Optimove can help you improve deliverability rates and increase user engagement by integrating the most advanced customer email platform available with the world’s leading customer relationship management hub.
- Optimove can provide increased email relevance through unparalleled email personalization and customer hyper-targeting that leverages all available Optimove data and insights (customer database, customer model, activity tracking, predictive analytics, AI recommendations, etc.)
- Moreover, the DynamicMail add-on ensures that each customer sees the most relevant messages, products, prices and offers, even when emails are opened long after being sent.
- Most importantly, high deliverability is ensured through the combination of first-rate technology and a specialized deliverability support team (No integrations or external services required).
Frequently Asked Questions
What is the difference between email delivery and deliverability?
Email delivery and delivery go hand in hand.

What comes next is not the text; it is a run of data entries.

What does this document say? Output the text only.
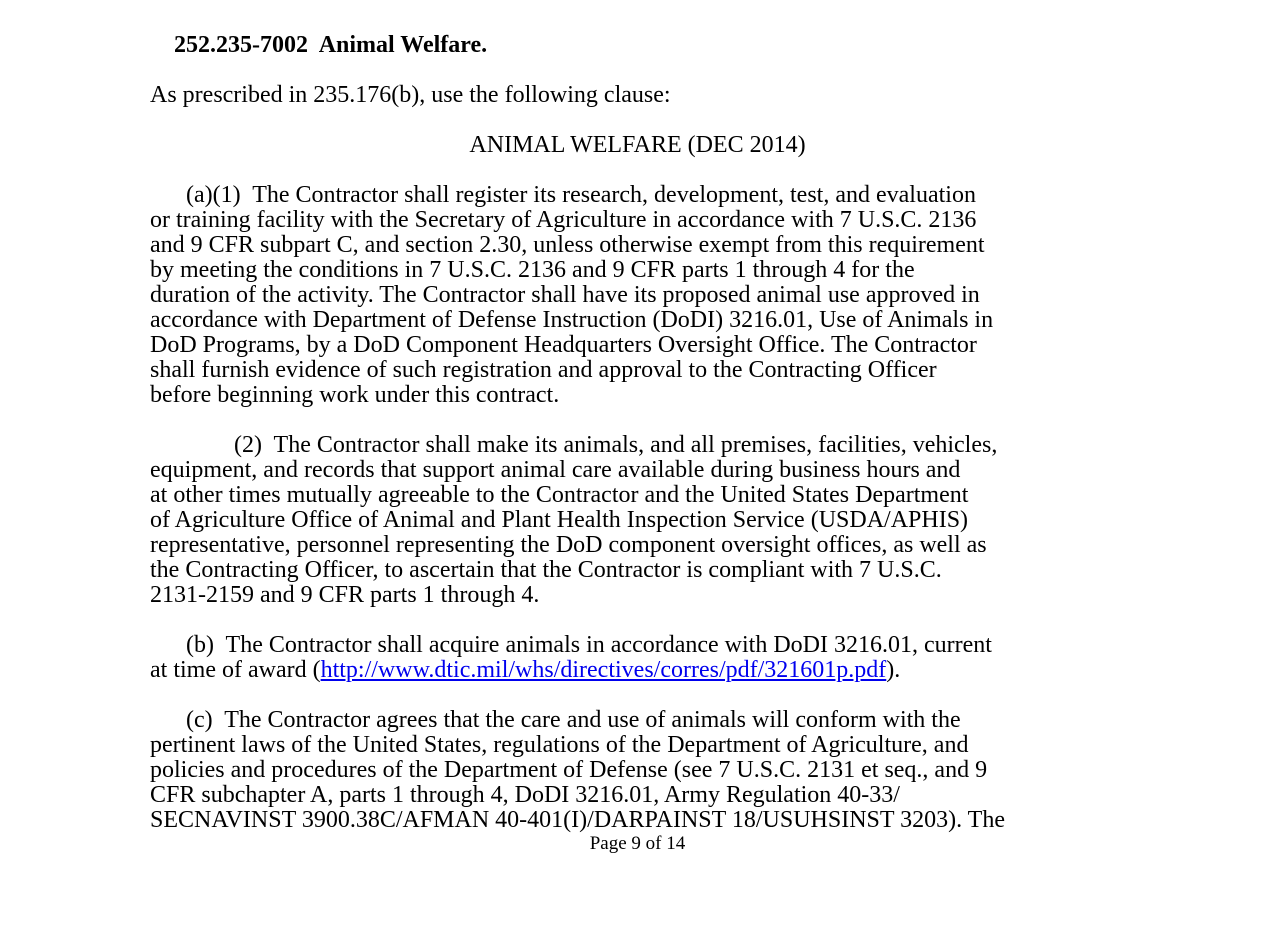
252.235-7002 Animal Welfare.

As prescribed in 235.176(b), use the following clause:
ANIMAL WELFARE (DEC 2014)
(a)(1)  The Contractor shall register its research, development, test, and evaluation
or training facility with the Secretary of Agriculture in accordance with 7 U.S.C. 2136
and 9 CFR subpart C, and section 2.30, unless otherwise exempt from this requirement
by meeting the conditions in 7 U.S.C. 2136 and 9 CFR parts 1 through 4 for the
duration of the activity. The Contractor shall have its proposed animal use approved in
accordance with Department of Defense Instruction (DoDI) 3216.01, Use of Animals in
DoD Programs, by a DoD Component Headquarters Oversight Office. The Contractor
shall furnish evidence of such registration and approval to the Contracting Officer
before beginning work under this contract.
(2)  The Contractor shall make its animals, and all premises, facilities, vehicles,
equipment, and records that support animal care available during business hours and
at other times mutually agreeable to the Contractor and the United States Department
of Agriculture Office of Animal and Plant Health Inspection Service (USDA/APHIS)
representative, personnel representing the DoD component oversight offices, as well as
the Contracting Officer, to ascertain that the Contractor is compliant with 7 U.S.C.
2131-2159 and 9 CFR parts 1 through 4.
(b)  The Contractor shall acquire animals in accordance with DoDI 3216.01, current
at time of award (http://www.dtic.mil/whs/directives/corres/pdf/321601p.pdf).
(c)  The Contractor agrees that the care and use of animals will conform with the
pertinent laws of the United States, regulations of the Department of Agriculture, and
policies and procedures of the Department of Defense (see 7 U.S.C. 2131 et seq., and 9
CFR subchapter A, parts 1 through 4, DoDI 3216.01, Army Regulation 40-33/
SECNAVINST 3900.38C/AFMAN 40-401(I)/DARPAINST 18/USUHSINST 3203). The
Page 9 of 14
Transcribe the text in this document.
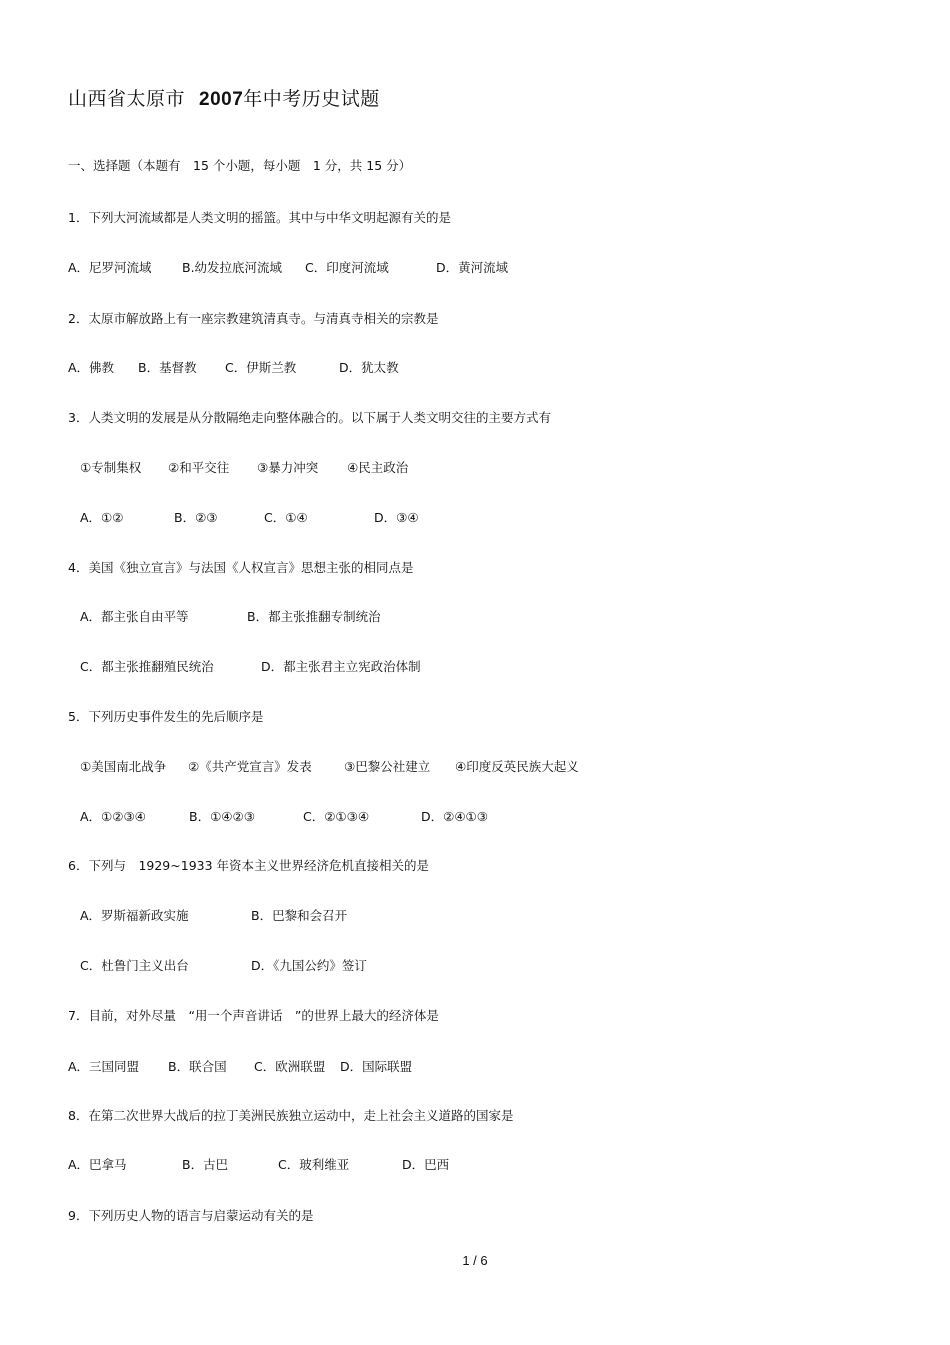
山西省太原市 2007年中考历史试题
一、选择题（本题有　15 个小题，每小题　1 分，共 15 分）
1．下列大河流域都是人类文明的摇篮。其中与中华文明起源有关的是
A．尼罗河流域 B.幼发拉底河流域 C．印度河流域	D．黄河流域
2．太原市解放路上有一座宗教建筑清真寺。与清真寺相关的宗教是
A．佛教 B．基督教 C．伊斯兰教	D．犹太教
3．人类文明的发展是从分散隔绝走向整体融合的。以下属于人类文明交往的主要方式有
①专制集权 ②和平交往 ③暴力冲突 ④民主政治
A．①②	B．②③	C．①④	D．③④
4．美国《独立宣言》与法国《人权宣言》思想主张的相同点是
A．都主张自由平等	B．都主张推翻专制统治
C．都主张推翻殖民统治	D．都主张君主立宪政治体制
5．下列历史事件发生的先后顺序是
①美国南北战争 ②《共产党宣言》发表	③巴黎公社建立 ④印度反英民族大起义
A．①②③④	B．①④②③	C．②①③④	D．②④①③
6．下列与　1929~1933 年资本主义世界经济危机直接相关的是
A．罗斯福新政实施	B．巴黎和会召开
C．杜鲁门主义出台	D．《九国公约》签订
7．目前，对外尽量　“用一个声音讲话　”的世界上最大的经济体是
A．三国同盟 B．联合国 C．欧洲联盟 D．国际联盟
8．在第二次世界大战后的拉丁美洲民族独立运动中，走上社会主义道路的国家是
A．巴拿马	B．古巴	C．玻利维亚	D．巴西
9．下列历史人物的语言与启蒙运动有关的是
1 / 6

However, they are very different. Email delivery only refers to successful transmission of an email from the sender’s email server to the recipient’s email server. However, deliverability encompasses the process of ensuring that an email successfully lands in the recipient’s inbox and avoids being marked as spam. Moreover, it involves factors such as sender reputation, email content quality, authentication protocols (SPF, DKIM, DMARC), engagement metrics, and spam filtering algorithms.
In summary, deliverability is concerned with the overall effectiveness of an email campaign, while email delivery simply refers to an email being sent and received.
Does email size affect deliverability?
Yes, size affects deliverability when considering the possibility of your email being flagged as spam mail. Moreover, some spam filters consider large emails suspicious or spam-like, as they often contain attachments or large amounts of data. This process reduces the chances that a campaign will be seen.
Another way that email size could affect deliverability is bounce rate. Larger emails are more likely to bounce, especially if the recipient’s email server has limitations on the maximum email size it can hold. If an email bounces due to its size exceeding the recipient’s server limit, it won’t be delivered.